Раньше я был другим: когда матушка была жива, я был ребенком, склонным к слезам, к обеспокоенности всем на свете и радости всем на свете, И потом еще, в поездке, я продолжал быть тем же Пашком, что и раньше. Я не понимал, что во мне потом произошло, что изменилось — только я не скучал по себе давнему, не беспокоился этой переменой, как не беспокоился вообще чем-либо.

Сейчас мне кажется — а тогда я этого не понимал — что в состояние такого священного безразличия ввел меня пражский священник. Это его взгляд на какое-то время оторвал меня от черных богов и подарил то абсолютное, животное спокойствие — и в то же самое время отобрал у меня жизнь, я был словно мертвый.

И жил бы я таким вот образом, умирая уже в своем истинном в-миру-пребывании, если бы во двор дома, в котором я проживал, не пришел однажды махлер Вшеслав.

Выглядел он совершенно иначе, чем в Кракове. В первую очередь, он был худым: обтягивающий дублет доказывал, что он не пользовался наслаждениями стола, но, скорее, седла и рыцарских упражнений. Еще он был меньше ростом, были у него несколько иные черты лица, а прежде всего — на его бедрах имелся рыцарский пояс, украшенный серебряными бляшками, а на боку его висел короткий клинок, который обычно носили рыцари, когда не были на войне. Вот только poulaine, краковские туфли имел такие же самые, из желтого сафьяна и длиной с локоть.

И знал я: это кто-то другой, но, тем не менее — махлер Вшеслав. Он обратился ко мне голосом, который не был голосом махлера Вшеслава, и в то же время — был его голосом. Сказал он попросту, по-немецки, чтобы я пошел с ним, и я пошел, послушно, не задавая никакого вопроса, так как не было у меня в обычае задавать вопросы.

И мы пошли, по улицам и закоулкам, махлер Вшеслав впереди, а я за ним. Через недолгое время остановились мы перед деревянной дверью, в которую, о чем, конечно же, тогда я еще не знал, мне пришлось проходить тысячи раз на протяжении последующих десяти лет, которые провел я в Норемберке.
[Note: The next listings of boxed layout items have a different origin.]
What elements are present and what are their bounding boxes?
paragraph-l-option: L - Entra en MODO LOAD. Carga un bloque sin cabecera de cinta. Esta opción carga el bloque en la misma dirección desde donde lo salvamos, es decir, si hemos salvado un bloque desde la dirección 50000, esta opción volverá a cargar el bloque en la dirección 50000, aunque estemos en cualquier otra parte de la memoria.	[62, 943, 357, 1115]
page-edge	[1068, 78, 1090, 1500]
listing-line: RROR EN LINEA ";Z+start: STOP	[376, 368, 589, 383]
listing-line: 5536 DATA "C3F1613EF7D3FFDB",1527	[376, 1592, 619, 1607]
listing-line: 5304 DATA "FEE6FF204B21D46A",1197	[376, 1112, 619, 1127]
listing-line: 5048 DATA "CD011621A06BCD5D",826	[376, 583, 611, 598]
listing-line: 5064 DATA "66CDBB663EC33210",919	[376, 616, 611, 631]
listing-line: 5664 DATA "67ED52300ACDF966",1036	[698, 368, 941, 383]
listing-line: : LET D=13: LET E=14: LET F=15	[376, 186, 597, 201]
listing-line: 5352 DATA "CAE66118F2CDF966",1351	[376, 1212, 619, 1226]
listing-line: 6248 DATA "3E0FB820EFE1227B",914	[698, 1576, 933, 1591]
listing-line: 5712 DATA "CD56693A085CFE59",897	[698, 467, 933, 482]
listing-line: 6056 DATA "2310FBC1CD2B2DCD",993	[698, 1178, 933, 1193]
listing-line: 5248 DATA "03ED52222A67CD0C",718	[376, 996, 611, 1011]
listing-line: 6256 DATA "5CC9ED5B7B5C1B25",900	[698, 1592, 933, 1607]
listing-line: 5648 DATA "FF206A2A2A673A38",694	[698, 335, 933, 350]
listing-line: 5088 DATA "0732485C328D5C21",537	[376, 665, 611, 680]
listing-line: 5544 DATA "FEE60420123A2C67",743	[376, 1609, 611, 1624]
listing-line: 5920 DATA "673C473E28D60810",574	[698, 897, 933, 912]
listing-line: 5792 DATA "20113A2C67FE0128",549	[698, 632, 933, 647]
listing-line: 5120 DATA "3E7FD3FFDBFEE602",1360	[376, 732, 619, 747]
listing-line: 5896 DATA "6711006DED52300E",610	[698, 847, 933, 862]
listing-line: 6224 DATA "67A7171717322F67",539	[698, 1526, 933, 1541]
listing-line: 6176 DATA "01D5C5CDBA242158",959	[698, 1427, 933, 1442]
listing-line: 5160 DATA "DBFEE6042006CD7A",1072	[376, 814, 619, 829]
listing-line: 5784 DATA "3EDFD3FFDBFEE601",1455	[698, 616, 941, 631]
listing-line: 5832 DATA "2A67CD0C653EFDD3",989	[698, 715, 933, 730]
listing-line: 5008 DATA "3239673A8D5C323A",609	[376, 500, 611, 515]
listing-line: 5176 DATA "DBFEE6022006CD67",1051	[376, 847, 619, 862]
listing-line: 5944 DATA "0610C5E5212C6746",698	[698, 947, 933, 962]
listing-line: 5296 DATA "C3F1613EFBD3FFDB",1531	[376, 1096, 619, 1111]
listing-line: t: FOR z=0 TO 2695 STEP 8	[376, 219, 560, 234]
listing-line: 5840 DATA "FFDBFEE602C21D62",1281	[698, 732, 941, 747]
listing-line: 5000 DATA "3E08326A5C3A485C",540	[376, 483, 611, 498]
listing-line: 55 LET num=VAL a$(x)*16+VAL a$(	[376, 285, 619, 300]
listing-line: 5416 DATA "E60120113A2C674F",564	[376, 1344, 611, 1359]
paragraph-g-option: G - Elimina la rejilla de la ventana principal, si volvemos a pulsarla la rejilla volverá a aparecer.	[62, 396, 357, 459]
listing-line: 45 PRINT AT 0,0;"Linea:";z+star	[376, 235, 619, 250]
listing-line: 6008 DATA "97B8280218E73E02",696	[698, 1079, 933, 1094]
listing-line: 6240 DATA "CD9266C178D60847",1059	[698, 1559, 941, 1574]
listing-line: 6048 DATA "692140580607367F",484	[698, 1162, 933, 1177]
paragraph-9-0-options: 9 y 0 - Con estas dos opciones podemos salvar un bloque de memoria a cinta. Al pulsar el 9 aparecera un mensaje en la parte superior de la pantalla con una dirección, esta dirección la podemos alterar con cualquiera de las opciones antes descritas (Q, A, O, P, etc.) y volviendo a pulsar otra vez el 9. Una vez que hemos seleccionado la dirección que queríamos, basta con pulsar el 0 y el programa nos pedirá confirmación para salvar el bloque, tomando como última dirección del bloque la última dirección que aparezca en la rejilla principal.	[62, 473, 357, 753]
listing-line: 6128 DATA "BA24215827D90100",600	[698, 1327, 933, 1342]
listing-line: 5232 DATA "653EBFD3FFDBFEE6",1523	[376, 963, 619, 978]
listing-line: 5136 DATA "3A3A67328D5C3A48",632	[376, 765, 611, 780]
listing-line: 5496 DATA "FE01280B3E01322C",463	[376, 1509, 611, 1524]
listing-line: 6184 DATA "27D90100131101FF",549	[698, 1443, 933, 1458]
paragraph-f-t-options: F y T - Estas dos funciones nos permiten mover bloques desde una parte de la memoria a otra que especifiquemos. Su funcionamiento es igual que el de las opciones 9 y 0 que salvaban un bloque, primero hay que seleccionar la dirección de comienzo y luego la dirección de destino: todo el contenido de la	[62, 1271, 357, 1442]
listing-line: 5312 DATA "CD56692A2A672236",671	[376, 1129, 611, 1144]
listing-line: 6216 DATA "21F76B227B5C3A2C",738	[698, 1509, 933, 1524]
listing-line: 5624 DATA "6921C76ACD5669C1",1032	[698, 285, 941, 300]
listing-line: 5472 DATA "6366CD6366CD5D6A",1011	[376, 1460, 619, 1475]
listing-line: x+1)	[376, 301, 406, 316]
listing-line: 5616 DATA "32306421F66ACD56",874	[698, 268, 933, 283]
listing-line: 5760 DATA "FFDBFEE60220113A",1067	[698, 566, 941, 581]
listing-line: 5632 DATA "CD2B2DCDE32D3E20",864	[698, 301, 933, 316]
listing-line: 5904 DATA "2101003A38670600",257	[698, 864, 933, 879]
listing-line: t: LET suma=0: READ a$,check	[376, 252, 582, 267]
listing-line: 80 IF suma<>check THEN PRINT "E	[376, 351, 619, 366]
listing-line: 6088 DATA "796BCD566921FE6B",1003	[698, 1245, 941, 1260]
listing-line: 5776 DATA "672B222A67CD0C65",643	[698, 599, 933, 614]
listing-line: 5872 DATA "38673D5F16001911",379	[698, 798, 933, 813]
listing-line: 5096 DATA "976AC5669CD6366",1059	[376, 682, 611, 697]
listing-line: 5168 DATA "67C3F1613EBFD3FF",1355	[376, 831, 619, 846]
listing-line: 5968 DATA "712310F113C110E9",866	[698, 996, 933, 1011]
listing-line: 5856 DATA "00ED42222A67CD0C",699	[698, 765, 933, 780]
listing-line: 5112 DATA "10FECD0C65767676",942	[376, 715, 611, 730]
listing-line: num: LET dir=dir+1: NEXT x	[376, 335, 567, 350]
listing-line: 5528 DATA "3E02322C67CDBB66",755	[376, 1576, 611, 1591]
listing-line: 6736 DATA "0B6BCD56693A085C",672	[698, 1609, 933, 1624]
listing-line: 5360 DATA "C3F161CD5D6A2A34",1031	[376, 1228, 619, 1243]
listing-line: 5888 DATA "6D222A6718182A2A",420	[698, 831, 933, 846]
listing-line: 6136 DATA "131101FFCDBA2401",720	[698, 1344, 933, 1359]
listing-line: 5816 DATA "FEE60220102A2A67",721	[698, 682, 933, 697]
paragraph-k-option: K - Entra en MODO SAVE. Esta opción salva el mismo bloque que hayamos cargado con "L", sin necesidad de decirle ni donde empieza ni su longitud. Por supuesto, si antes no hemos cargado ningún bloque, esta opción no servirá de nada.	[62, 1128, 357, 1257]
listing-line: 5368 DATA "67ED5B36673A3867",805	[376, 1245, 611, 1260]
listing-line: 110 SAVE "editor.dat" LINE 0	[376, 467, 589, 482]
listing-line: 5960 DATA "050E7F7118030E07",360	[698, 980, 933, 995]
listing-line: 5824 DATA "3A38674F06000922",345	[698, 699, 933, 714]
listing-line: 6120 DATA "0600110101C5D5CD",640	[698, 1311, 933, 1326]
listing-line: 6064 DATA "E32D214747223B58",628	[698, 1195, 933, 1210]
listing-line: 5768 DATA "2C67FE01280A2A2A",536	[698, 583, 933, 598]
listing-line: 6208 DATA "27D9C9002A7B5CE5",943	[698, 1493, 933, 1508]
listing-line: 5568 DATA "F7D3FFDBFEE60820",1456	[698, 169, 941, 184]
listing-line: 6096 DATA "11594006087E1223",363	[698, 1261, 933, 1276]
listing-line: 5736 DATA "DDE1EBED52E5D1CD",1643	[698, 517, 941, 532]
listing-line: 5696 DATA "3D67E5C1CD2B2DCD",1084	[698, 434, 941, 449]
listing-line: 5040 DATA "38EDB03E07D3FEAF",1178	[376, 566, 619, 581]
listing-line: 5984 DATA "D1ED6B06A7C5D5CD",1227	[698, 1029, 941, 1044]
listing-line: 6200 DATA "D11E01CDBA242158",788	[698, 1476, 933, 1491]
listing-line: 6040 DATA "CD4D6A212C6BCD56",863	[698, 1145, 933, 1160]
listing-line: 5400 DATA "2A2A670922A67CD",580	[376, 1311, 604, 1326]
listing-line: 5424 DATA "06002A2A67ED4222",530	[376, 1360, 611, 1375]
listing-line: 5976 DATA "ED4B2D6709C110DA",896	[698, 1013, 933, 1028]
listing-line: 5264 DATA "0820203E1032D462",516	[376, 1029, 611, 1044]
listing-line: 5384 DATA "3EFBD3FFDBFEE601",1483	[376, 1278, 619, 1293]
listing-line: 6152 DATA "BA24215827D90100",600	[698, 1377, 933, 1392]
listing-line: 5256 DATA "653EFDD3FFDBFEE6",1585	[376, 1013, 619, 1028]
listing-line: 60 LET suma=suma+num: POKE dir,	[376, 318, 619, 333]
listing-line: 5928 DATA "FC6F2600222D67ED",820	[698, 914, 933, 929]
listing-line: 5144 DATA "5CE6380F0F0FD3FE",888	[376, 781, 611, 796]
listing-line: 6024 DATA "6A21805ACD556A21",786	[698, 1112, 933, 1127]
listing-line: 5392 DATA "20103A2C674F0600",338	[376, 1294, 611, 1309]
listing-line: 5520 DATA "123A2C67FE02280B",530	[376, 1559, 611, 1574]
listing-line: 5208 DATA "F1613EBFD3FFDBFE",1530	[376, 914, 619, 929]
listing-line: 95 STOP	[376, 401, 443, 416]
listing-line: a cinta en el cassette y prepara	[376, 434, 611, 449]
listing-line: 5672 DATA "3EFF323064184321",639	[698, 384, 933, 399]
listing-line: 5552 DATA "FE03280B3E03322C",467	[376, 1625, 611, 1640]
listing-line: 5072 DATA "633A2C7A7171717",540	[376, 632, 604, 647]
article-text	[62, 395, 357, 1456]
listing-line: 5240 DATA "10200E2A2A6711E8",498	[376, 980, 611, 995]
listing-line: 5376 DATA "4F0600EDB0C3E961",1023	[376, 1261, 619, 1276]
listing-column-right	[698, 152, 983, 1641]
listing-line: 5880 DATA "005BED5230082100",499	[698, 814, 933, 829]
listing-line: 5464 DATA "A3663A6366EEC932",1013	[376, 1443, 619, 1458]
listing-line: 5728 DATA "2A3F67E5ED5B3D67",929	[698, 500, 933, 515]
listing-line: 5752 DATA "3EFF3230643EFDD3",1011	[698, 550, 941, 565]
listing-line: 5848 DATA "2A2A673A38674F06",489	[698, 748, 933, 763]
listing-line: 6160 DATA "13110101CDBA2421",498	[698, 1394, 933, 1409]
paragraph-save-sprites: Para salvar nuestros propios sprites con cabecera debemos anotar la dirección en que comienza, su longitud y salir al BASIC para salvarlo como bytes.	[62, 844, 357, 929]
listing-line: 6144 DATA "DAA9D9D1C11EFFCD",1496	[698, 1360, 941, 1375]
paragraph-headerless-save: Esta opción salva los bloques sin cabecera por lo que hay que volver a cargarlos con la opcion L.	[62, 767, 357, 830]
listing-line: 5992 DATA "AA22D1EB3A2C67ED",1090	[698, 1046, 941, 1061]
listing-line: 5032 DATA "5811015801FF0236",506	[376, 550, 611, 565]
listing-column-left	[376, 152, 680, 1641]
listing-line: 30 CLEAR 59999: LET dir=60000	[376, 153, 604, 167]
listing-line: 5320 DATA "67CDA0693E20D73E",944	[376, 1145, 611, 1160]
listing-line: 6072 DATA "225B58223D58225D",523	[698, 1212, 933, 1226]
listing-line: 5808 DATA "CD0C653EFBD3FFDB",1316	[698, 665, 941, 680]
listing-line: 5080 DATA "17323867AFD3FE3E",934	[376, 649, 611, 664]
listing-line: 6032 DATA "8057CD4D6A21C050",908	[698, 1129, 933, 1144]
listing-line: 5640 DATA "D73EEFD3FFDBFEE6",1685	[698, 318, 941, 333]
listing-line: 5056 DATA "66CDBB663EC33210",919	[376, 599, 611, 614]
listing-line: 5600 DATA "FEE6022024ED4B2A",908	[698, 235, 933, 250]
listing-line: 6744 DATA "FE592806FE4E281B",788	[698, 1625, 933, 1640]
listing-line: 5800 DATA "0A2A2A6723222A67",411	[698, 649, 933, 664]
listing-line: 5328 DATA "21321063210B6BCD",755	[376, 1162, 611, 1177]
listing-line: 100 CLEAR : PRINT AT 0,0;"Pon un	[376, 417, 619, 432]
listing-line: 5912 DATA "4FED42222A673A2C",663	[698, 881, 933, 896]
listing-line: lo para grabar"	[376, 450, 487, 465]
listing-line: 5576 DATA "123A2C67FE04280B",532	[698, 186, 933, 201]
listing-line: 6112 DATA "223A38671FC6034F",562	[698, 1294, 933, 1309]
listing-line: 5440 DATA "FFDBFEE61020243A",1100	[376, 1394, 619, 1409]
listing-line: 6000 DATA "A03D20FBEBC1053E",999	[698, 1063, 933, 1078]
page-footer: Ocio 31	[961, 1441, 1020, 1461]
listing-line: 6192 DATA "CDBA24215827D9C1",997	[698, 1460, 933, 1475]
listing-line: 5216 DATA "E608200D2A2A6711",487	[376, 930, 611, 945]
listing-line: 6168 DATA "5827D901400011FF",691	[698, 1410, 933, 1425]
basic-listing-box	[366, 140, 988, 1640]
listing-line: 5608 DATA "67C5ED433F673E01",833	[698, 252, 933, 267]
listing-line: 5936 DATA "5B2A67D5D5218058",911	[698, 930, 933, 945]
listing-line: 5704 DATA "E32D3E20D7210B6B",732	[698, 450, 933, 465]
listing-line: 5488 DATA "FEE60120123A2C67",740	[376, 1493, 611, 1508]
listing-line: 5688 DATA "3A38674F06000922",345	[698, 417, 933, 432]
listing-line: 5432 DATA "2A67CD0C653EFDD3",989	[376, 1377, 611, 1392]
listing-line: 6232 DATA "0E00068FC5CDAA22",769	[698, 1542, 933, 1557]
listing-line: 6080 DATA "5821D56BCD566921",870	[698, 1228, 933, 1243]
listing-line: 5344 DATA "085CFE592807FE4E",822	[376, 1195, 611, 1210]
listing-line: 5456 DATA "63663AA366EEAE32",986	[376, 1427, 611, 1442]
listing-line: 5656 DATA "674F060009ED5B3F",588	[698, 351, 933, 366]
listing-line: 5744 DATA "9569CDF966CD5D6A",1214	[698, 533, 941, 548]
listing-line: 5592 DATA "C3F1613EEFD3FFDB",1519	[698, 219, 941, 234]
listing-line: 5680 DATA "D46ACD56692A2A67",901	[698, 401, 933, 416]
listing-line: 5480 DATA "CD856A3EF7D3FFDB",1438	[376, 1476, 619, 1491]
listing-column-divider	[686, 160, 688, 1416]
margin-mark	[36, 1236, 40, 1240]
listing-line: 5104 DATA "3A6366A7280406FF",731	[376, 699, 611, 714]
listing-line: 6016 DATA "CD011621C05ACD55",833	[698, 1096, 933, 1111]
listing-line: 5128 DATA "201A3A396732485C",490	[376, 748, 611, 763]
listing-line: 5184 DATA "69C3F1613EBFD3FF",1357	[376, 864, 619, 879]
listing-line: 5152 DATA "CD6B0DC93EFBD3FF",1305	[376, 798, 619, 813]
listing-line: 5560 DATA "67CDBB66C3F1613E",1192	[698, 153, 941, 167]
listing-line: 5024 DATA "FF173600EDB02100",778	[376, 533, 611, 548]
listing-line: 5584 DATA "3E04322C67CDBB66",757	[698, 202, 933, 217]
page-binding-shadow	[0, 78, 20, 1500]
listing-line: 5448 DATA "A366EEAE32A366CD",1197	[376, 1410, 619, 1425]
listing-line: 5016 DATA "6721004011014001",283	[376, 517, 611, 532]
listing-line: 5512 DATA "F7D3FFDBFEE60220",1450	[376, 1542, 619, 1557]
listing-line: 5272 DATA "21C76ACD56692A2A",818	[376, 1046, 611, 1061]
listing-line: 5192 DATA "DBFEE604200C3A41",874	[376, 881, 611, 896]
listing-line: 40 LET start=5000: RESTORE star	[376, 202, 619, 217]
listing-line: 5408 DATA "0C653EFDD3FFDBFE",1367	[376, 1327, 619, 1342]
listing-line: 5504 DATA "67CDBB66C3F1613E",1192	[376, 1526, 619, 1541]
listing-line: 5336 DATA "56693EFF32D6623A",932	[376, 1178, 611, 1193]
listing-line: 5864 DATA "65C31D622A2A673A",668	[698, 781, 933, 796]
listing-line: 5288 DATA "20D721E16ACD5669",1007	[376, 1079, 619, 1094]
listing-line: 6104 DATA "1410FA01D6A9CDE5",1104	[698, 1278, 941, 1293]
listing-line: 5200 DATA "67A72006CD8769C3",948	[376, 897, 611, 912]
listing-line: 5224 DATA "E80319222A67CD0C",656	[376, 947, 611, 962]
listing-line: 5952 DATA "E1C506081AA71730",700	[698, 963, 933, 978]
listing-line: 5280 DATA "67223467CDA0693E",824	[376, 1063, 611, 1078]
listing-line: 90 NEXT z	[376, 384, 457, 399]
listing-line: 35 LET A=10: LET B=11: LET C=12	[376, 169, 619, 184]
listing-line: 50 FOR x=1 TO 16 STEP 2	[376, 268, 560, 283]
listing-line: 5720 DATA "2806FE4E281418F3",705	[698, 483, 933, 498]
Махлер Вшеслав открыл двери, и мы вошли вовнутрь.

Зал был большой, светлый, его освещали большие окна, в рамах были стеклянные плитки неправильной формы, и в нем не было никакой мебели, если не считать лавок под окнами. В зале шестеро мужчин стояло без движения в одной и той же позиции, с оружием, вознесенным над головой, словно для палаческого удара, которым тот отрубает голову. Все они носили узкие дублеты и обтягивающие штаны, краковские башмаки — то есть одеты они были как обычные горожане из простонародья. Лицом к ним стоял человек в черной одежде священника, он носил тонзуру; точно так же, как и те, он держал меч над головой. Мужчина был низкого роста, скорее даже толстый, но лицо у него было приятным, гармоничным. Я понял, что то место, куда мы пришли, это fechthaus, дом фехтования, в котором под надзором мастера можно учиться искусству владения оружием.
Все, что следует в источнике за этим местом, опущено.